Researchers at the Johns Hopkins Kimmel Cancer Center’s Sol Goldman Pancreatic Cancer Research Center have developed a 3D genomic profiling technique to identify small precancerous lesions in the pancreas — called pancreatic intraepithelial neoplasias (PanINs) — that lead to one of the most aggressive, deadly pancreatic cancers.
The study was published May 1 in Nature.
After thinly slicing and staining tissue from 38 normal pancreatic samples onto hundreds of sequential 2D slides, the researchers developed CODA, a machine-learning pipeline, to analyze and reconstruct the slide images into digital 3D images.
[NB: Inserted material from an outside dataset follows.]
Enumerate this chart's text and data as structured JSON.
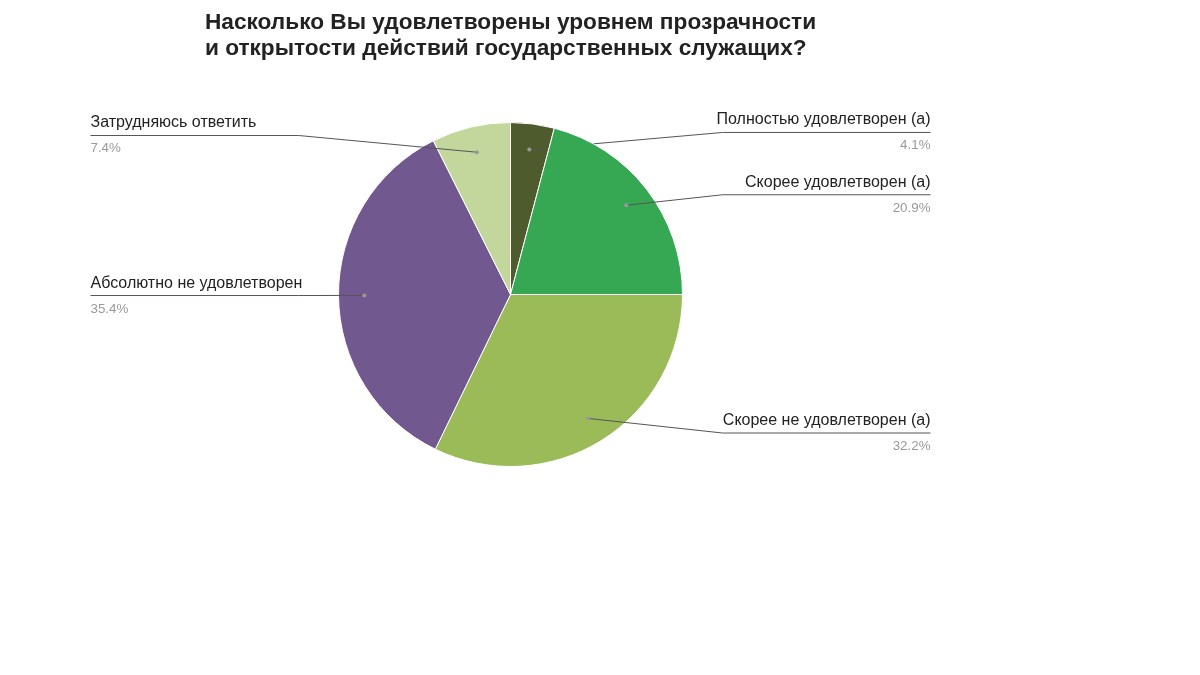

The 3D reconstructions revealed complex networks of interconnected PanINs with an average overall burden of 13 PanINs per cubic centimeter, and a range of from 1 to 31 PanINs per cubic centimeter. Patients with PDAC in other regions of their pancreas seemed to have a higher PanIN burden than those with nonductal disease, although it was not statistically significant.
The researchers further investigated eight of the samples via 3D-guided microdissection and DNA sequencing of specific PanINs. Genomic analysis revealed that the networks were made up of genetically distinct PanINs driven by different gene mutations, such as mutations in the cancer-causing gene Kirsten rat sarcoma virus (KRAS), which is found in most pancreatic cancers.